"Destroyer - 013 - Acid Rock" - читать интересную книгу автора (Murphy Warren)


His report concluded that the attempt on the life of Vickie Stoner had obviously been planned by someone with a lot of intelligence and very little experience--which ruled out any foreign power. It was his belief that the men who had attempted the assassination were also the planners of it. Certainly there was nothing in the attempt to suggest that it was beyond the capability of beach bums.

What was of special interest, his report stated, was that this was an open contract, something he had read about but had assumed did not exist, for reasons obvious to anyone familiar with the field. This open contract was real and payable, and the money in the funeral wreaths was proof.

It was inevitable that experienced professionals would now attempt to collect the sum, if Vickie Stoner was still alive-which was doubtful. Supervisor Watkins had stated the case accurately: "hopeless." But it was of no concern to N.S.A., since no foreign power was involved.

So ended his summary, and the directors of the N.S.A. did not even bother to completely read it. "No foreign power" put it out of their jurisdiction. As a matter of fact, they had not even ordered the report. A secondary-level official had. He had sent a Xerox of it along to his superior, who he assumed was engaged in some kind of watchdog agency.

Twelve hours had passed between the time Supervisor Watkins had said "hopeless" and the time the Xerox copy of the report landed on a desk in Folcraft Sanitarium in Rye, New York.

At Folcraft the report was read thoroughly; it was there that the order for it had originated. A lemon-faced man scanned the words, jotted some semireadable notes to himself and then filed the copy in a round tube, which shredded it.

He leaned back in his chair and looked out through the one-way glass toward the Long Island Sound, dark now, waiting for the sun.

Hopeless? Maybe not. An interesting equation was at work here. If Miss Stoner were alive, then more competent assassins would go after her. And if they were stopped, then only more competent ones would come. An acceleration of excellence, leading to the very best wherever or whoever he or they might be.

Dr. Harold Smith looked out into the darkness. Wherever they might be. He knew where they were. He was going to send them a telegram. But Vickie Stoner would not worry. The best in the world would be on her side; she need only worry about the second best.

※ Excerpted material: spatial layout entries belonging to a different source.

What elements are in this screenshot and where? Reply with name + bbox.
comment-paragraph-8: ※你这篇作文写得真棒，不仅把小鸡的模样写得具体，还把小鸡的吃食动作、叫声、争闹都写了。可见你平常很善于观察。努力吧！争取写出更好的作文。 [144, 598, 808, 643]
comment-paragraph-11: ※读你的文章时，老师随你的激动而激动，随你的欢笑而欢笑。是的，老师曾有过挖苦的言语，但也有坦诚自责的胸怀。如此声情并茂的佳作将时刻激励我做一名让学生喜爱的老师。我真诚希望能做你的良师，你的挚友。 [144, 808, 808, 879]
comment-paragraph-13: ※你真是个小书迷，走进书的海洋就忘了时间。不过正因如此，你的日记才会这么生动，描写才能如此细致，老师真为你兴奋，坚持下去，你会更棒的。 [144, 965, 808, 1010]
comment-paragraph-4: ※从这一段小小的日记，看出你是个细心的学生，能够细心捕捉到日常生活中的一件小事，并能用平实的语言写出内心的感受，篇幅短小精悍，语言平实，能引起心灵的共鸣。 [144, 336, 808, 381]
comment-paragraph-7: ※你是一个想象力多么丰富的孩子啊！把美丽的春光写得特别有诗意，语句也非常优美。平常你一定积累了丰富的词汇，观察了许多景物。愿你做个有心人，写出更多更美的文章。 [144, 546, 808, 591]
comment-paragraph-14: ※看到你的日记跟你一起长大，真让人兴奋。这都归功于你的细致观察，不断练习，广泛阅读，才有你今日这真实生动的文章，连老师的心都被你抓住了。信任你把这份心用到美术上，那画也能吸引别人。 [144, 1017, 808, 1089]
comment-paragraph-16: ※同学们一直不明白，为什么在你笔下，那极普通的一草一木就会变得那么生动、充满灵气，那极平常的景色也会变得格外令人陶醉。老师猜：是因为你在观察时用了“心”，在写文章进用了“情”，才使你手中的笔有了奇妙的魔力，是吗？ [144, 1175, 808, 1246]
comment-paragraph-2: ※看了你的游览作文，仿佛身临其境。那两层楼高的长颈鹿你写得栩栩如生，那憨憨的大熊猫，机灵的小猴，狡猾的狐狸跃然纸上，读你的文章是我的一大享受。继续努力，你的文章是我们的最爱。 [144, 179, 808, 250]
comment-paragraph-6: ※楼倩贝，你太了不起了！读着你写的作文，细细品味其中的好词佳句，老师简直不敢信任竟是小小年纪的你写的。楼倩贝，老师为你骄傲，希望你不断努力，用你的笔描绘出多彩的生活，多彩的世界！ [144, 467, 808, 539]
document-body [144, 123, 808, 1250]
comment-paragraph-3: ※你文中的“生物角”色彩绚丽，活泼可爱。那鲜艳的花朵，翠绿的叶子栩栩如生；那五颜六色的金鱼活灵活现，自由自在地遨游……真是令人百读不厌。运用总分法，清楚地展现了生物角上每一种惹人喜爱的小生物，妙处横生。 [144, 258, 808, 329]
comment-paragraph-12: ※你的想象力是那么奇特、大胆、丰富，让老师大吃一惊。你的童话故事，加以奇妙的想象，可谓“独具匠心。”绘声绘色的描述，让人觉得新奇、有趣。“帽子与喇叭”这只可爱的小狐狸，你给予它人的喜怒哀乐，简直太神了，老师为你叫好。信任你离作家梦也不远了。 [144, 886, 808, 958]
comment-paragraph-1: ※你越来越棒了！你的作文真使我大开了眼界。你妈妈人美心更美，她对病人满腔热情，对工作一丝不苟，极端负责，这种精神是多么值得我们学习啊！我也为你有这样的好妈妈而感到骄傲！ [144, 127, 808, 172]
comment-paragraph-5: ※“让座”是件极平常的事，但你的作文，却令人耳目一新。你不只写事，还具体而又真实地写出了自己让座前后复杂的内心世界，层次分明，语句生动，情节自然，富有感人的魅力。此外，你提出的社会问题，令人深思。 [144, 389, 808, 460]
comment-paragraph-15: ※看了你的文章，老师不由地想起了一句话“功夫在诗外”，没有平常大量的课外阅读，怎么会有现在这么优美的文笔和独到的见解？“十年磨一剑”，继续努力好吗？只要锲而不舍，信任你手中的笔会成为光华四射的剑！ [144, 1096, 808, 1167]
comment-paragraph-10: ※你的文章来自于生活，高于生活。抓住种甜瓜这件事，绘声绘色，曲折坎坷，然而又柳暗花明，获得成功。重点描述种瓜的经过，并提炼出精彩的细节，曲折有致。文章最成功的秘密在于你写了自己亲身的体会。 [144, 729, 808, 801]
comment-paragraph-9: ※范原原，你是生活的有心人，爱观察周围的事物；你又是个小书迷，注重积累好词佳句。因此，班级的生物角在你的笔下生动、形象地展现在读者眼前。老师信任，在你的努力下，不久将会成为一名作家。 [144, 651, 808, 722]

Dr. Smith dialed Western Union himself. His secretary had long since gone home. He gave the name of the person he wished the telegram sent to, and then the message:

"Aunt Mildred to visit tomorrow. She wants the green room."


CHAPTER TWO


His name was Remo and he didn't care when Aunt Mildred was arriving or what room she wanted, and why didn't Western Union go back to the singing telegram, he wondered aloud.

Instead of returning the receiver to the cradle, he placed thumb and forefinger over the telephone cord and with a gentle snap yanked it out of the wall. It was 4:30 a.m.

His suite in Atlanta's Hyatt Regency was air conditioned to a just bearable chill, only slightly more pleasant than the oppressive heat that was building up for the coming day. His mouth tasted of salt, but Chiun had said it would taste of salt. He went to the bathroom and let the water run and when it was cold stuck his mouth to the faucet and filled it.

Sloshing the water around his mouth, he went to the darkened living room of the hotel suite. On a bare portion of the floor slept a frail figure on a mat, a black kimono reaching from the toes to the wisps of white hair. Chiun, the latest Master of Sinanju.

One did not wake the Master of Sinanju, especially not his pupil, even though Remo was never quite sure when Chiun was asleep or in one of his fifty-nine stages of relaxation, sleep being the fiftysecond. Someday, Chiun had said, Remo would achieve these same stages, even though he had started his enlightenment late and even though he was only a white man.

Why was Remo so lucky that he would learn all those stages, Remo had wondered. Because the Master of Sinanju could do wonders with nothing, the nothing being Remo.

"Thanks for your confidence, Little Father," Remo had said and then Chiun had warned him of the coming night of the salt. On that night, Chiun had said, Remo would doubt himself and his abilities and would do something foolish to prove to himself that his skills and training were valid. "But in your case, there will be a problem."

"What problem, Little Father?"

"How will you be able to tell when you do something foolish, since it is so much like everything else you do," Chiun had said, and thought that this was amazingly funny, so funny he repeated it for days and attributed the fact that Remo did not appreciate the witticism to Remo's typical white man's lack of humor.

Sinanju was a village in North Korea, whose poor and young were supported by the labors of the Master of Sinanju, plying the trade of the professional assassin. Chiun, even though eighty years old, was the reigning master of Sinanju. He had himself experienced the night of the salt when he was twelve years old, almost as a rite of puberty. It was another sign of the body becoming something else, he explained.

"What else?" Remo asked.

But Chiun did not answer his pupil, for as he pointed out, a man who lacked a sense of humor also surely lacked wisdom.